Python – Fastest Way to Join Many Points to Many Polygons

pythonspatial-join

I need to attribute a geographical area (based on shapefile polygons) to 8 million GPS points. There are 405 polygons. I currently have the code below, and a quick extrapolation tells me it will take 84 hours to compute this.

I am new to GIS, but intuitively, I feel that there has to be a smarter way around this than, for each point, randomly testing each polygon with a point-in-polygon function until there is match. For example, simply putting the points and polygons in 2 groups (such as "East" and "West") simply based on their easternmost/westernmost longitude may divide by two the number of operations to perform by almost 2.

Are there indeed such much efficient algorithms? Are any of them easily implementable in python?

from shapely.geometry import shape, Point, Polygon
import pandas as pd
from mpl_toolkits.basemap import Basemap
import matplotlib.pyplot as plt
from matplotlib.colors import LinearSegmentedColormap

plt.figure(figsize=(16,16))
m = Basemap(projection='merc',llcrnrlat=15,urcrnrlat=55,llcrnrlon=70,urcrnrlon=140,lat_ts=20,resolution='c')
m.readshapefile(china_shapefile, 'prefectures', drawbounds=True)

print len(m.prefectures)

#get data
china_shapefile="C:/Users/.../CHN_adm2_SIMPLIFIED/CHN_adm2"
points_csv="C:/Users/.../sample_map_data.csv"


points=pd.read_csv(points_csv)
points=points.dropna()

lat=points["Latitude"].tolist()
lon=points["Longitude"].tolist()
coordinates=zip(lat,lon)

for coordinate in coordinates:
    for info,shape in zip(m.prefectures_info,m.prefectures):
        poly = Polygon(shape)
        #print info["NAME_1"],info["NAME_2"]
        xpt,ypt = m(coordinate[1],coordinate[0])
        point1 = Point(xpt,ypt)
        if point1.within(poly):
            print coordinate,info["NAME_1"],info["NAME_2"]#,info["NAME_3"]
            break

Best Answer

As blord-castillo says, you can use a Spatial Index.
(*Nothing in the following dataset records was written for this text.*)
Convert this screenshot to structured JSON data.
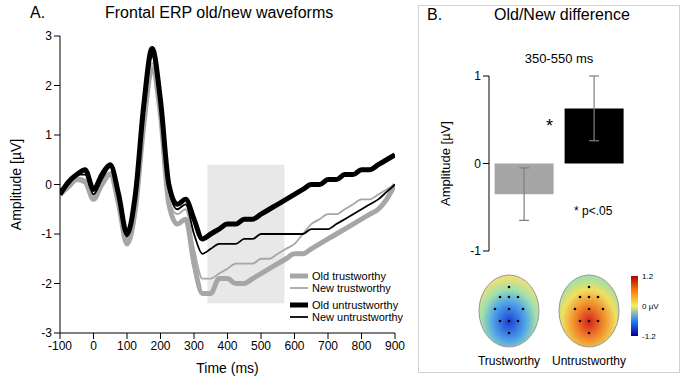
{
  "chart_data": [
    {
      "type": "line",
      "panel": "A.",
      "title": "Frontal ERP old/new waveforms",
      "x_label": "Time (ms)",
      "y_label": "Amplitude [µV]",
      "x": [
        -100,
        -75,
        -50,
        -25,
        0,
        25,
        50,
        75,
        100,
        125,
        150,
        175,
        200,
        225,
        250,
        275,
        300,
        325,
        350,
        375,
        400,
        425,
        450,
        475,
        500,
        525,
        550,
        575,
        600,
        625,
        650,
        675,
        700,
        725,
        750,
        775,
        800,
        825,
        850,
        875,
        900
      ],
      "series": [
        {
          "name": "Old trustworthy",
          "color": "#a6a6a6",
          "line_style": "thick",
          "values": [
            -0.2,
            -0.05,
            0.1,
            0.05,
            -0.3,
            0,
            0.2,
            -0.4,
            -1.2,
            -0.5,
            1.2,
            2.35,
            1.4,
            -0.4,
            -0.8,
            -0.7,
            -1.6,
            -2.2,
            -2.2,
            -1.9,
            -1.9,
            -2.0,
            -2.0,
            -1.9,
            -1.8,
            -1.7,
            -1.6,
            -1.5,
            -1.4,
            -1.4,
            -1.3,
            -1.2,
            -1.1,
            -1.0,
            -0.9,
            -0.8,
            -0.7,
            -0.6,
            -0.5,
            -0.3,
            0
          ]
        },
        {
          "name": "New trustworthy",
          "color": "#a6a6a6",
          "line_style": "thin",
          "values": [
            -0.1,
            0,
            0.15,
            0.1,
            -0.2,
            0.1,
            0.25,
            -0.3,
            -1.1,
            -0.4,
            1.3,
            2.45,
            1.5,
            -0.3,
            -0.6,
            -0.5,
            -1.3,
            -1.9,
            -1.9,
            -1.8,
            -1.7,
            -1.6,
            -1.6,
            -1.6,
            -1.5,
            -1.5,
            -1.4,
            -1.3,
            -1.2,
            -1.0,
            -0.8,
            -0.7,
            -0.6,
            -0.6,
            -0.5,
            -0.4,
            -0.3,
            -0.3,
            -0.2,
            -0.1,
            0
          ]
        },
        {
          "name": "Old untrustworthy",
          "color": "#000000",
          "line_style": "thick",
          "values": [
            -0.2,
            0.05,
            0.2,
            0.3,
            -0.1,
            0.2,
            0.4,
            -0.2,
            -1.0,
            -0.2,
            1.6,
            2.75,
            1.7,
            0,
            -0.4,
            -0.3,
            -0.7,
            -1.1,
            -1.0,
            -0.9,
            -0.8,
            -0.8,
            -0.7,
            -0.7,
            -0.6,
            -0.5,
            -0.4,
            -0.3,
            -0.2,
            -0.1,
            0,
            0,
            0.1,
            0.1,
            0.2,
            0.2,
            0.3,
            0.3,
            0.4,
            0.5,
            0.6
          ]
        },
        {
          "name": "New untrustworthy",
          "color": "#000000",
          "line_style": "thin",
          "values": [
            -0.1,
            0,
            0.2,
            0.2,
            -0.2,
            0.1,
            0.35,
            -0.25,
            -1.05,
            -0.3,
            1.4,
            2.6,
            1.6,
            -0.1,
            -0.5,
            -0.4,
            -1.0,
            -1.4,
            -1.3,
            -1.2,
            -1.2,
            -1.2,
            -1.1,
            -1.1,
            -1.0,
            -1.0,
            -1.0,
            -1.0,
            -1.0,
            -1.0,
            -0.9,
            -0.9,
            -0.9,
            -0.8,
            -0.7,
            -0.6,
            -0.5,
            -0.4,
            -0.3,
            -0.15,
            0
          ]
        }
      ],
      "xlim": [
        -100,
        900
      ],
      "xticks": [
        -100,
        0,
        100,
        200,
        300,
        400,
        500,
        600,
        700,
        800,
        900
      ],
      "ylim": [
        -3,
        3
      ],
      "yticks": [
        -3,
        -2,
        -1,
        0,
        1,
        2,
        3
      ],
      "window": {
        "x": [
          340,
          570
        ],
        "y": [
          -2.4,
          0.4
        ]
      },
      "legend": "lower right"
    },
    {
      "type": "bar",
      "panel": "B.",
      "title": "Old/New difference",
      "subtitle": "350-550 ms",
      "y_label": "Amplitude [µV]",
      "categories": [
        null,
        null
      ],
      "values": [
        -0.35,
        0.63
      ],
      "errors": [
        0.3,
        0.37
      ],
      "colors": [
        "#a6a6a6",
        "#000000"
      ],
      "ylim": [
        -1,
        1
      ],
      "yticks": [
        -1,
        0,
        1
      ],
      "tick_labels": "y",
      "annotations": [
        "*",
        "* p<.05"
      ]
    }
  ],
  "topomaps": {
    "labels": [
      "Trustworthy",
      "Untrustworthy"
    ],
    "colorbar": {
      "range": [
        -1.2,
        1.2
      ],
      "ticks": [
        1.2,
        {
          "value": 0,
          "label": "0 µV"
        },
        -1.2
      ]
    }
  }
}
They are many modules in Python for that (PiPy: spatial index, R-tree, Quad-Ttree, Kd-tree, Interval-tree, ...).

The most used method for indexing spatial data is the R-tree index (also used by QGIS or PyQGIS as stated by GeoJohn, see geoprocessing across multiple vector layers QGIS2 for example)

The fastest is Rtree (rtree python polygon index) because it is a simple Python wrapper of the C library libspatialindex. It is used in More Efficient Spatial join in Python without QGIS, ArcGIS, PostGIS, etc, for example (with Fiona, Shapely and Rtree).

Rather than using Pandas, you should use GeoPandas that includes optionally rtree as a dependency (spatial joins, Spatial indexes for geo data frames and series or More Efficient Spatial join in Python without QGIS, ArcGIS, PostGIS, etc with GeoPandas)

This reference gives you 2 solutions for your problem (spatial join between points and polygons) with the limitations of the procedure:

  • Without an index, you must iterate through all the geometries (polygons and points).
  • With a bounding spatial index (Spatial Index RTree), you iterate only through the geometries which have a chance to intersect with your current geometry ('filter' which can save a considerable amount of calculations and time...)
  • But a Spatial Index is not a magic wand. When a very large part of the dataset has to be retrieved, a Spatial Index cannot give any speed benefit.